A second COVID-19 vaccine may be available in the US as soon as next week as the Food and Drug Administration said Tuesday that Moderna's vaccine is "highly effective" and will go through the approval process starting Thursday.
Moderna's vaccine will go through the same approval process as Pfizer's. The findings from Moderna and the FDA will be presented to an independent panel Thursday.
The second major US coronavirus vaccine could be shipped by this weekend if the panel and then the FDA approve its use. The federal government is paying Moderna much as $1.53 billion for 100 million doses.
The US government also is paying for the Pfizer COVID-19 vaccine now being given to millions of Americans. But states must absorb other costs that will run into the millions of dollars, and many of them are basically broke.
Based just on the use of Pfizer's vaccine, Ohio estimates that vaccine-related costs could run more than $100 million. Virginia officials put vaccine-distribution costs at $120 million. New York says its vaccination effort could cost as much as $1 billion.
The pandemic has crushed state tax revenues, so states are looking to Congress to provide additional funding — at least $8.4 billion — to cover a large part of the rollout costs for giving the vaccine.
The Association of State and Territorial Health Officials and the Association of Immunization Managers have been asking Congress to allocate at least that much money.
"These funds are urgently needed to expand and strengthen federal, state, local, territorial, and tribal capacity for a timely, comprehensive, and equitable vaccine distribution campaign," the groups wrote in October.

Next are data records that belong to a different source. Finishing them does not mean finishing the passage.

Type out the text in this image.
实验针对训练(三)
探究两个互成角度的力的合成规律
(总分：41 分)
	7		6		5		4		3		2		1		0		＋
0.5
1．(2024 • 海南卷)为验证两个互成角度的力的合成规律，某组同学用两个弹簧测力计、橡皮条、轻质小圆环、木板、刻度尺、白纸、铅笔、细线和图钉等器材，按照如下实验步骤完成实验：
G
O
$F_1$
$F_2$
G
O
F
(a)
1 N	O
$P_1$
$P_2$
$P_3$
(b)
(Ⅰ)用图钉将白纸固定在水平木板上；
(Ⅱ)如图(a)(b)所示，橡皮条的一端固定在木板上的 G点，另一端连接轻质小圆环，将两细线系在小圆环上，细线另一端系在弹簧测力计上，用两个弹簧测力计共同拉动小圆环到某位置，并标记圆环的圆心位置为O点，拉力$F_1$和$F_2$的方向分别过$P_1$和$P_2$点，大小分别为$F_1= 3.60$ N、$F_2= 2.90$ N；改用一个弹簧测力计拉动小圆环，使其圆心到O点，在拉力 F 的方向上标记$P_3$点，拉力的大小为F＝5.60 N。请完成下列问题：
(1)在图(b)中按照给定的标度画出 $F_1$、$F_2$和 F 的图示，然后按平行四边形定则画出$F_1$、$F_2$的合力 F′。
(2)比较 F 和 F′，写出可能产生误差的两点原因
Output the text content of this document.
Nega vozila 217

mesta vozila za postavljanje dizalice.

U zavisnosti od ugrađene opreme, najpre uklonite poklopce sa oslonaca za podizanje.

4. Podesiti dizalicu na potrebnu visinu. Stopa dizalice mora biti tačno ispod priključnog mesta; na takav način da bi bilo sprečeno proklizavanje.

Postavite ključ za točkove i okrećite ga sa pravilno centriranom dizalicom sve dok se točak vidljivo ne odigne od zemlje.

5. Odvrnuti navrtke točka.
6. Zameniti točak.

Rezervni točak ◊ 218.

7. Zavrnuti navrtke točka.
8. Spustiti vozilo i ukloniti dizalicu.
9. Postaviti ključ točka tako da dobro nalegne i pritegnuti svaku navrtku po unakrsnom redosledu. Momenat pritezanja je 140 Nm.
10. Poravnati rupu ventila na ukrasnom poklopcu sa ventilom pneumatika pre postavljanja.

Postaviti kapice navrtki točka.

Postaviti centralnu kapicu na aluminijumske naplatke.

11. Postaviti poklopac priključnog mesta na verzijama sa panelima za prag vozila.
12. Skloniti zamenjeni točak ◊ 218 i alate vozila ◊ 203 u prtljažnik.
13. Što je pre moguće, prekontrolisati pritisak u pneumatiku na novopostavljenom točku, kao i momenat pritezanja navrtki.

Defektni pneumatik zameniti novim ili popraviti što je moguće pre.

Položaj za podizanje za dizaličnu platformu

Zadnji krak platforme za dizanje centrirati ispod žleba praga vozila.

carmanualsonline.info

Negotiations in Congress over vaccine distribution funding have been tied to stalled talks over providing economic relief to millions of Americans who have suffered as a result of the COVID-19 crisis.
Along with the costs of the vaccine, the federal government is paying for syringes, needles, face masks and shields, and dry ice.
But the states must pay for hiring medical workers, setting up vaccination clinics, ensuring warehouse storage and refrigeration for the vaccines, which must maintain a certain temperature, establishing security, providing community outreach and education and public campaigns to encourage people to get the shots.
Some states also are concerned about having enough gloves and gowns to protect healthcare workers as well as people getting vaccinated.
State tax revenues are significantly below pre-pandemic levels and covering vaccine distribution costs will come at the expense of other areas.
"We don't want to cut education and healthcare, but that's what it would mean for us," said Robert Mujica, New York state's budget director.
He said the federal government should cover most, if not all, distribution costs given the magnitude of the pandemic.
"This is no different than any other national emergency, so the federal government should put up the resources to do it," Mujica said.
But officials in several states say they will spend whatever is needed to get residents vaccinated.
"I think it should be part of the federal government's responsibility, but make no mistake, we're going to do it," said Aubrey Layne, Virginia's finance secretary. "We have to put the welfare and health of our citizens first."
During an address in Wilmington, Delaware, on Tuesday night, President-elect Joe Biden urged Congress to rapidly fund distribution.
"We need Congress to finish the bipartisan work underway now or millions of Americans may wait months longer — months longer — than they otherwise would have to get their vaccinations," Biden said.
The latest plan by Congress, part of a $908 billion rescue bill put forward by a bipartisan group of lawmakers, would allocate $6 billion for distribution.
Dr Rachel Levine, Pennsylvania's health secretary and president of the Association of State and Territorial Health Officers, told a Senate hearing on Dec 10 that states need $8.4 billion for the vaccination program.
"This will not be a short-term operation," she said, adding that states also would face a challenge "in almost competing with each other for resources", as they did in the search for protective equipment in the spring. "It would be helpful if the federal government coordinated that and we didn't have to bid against our sister states," she said.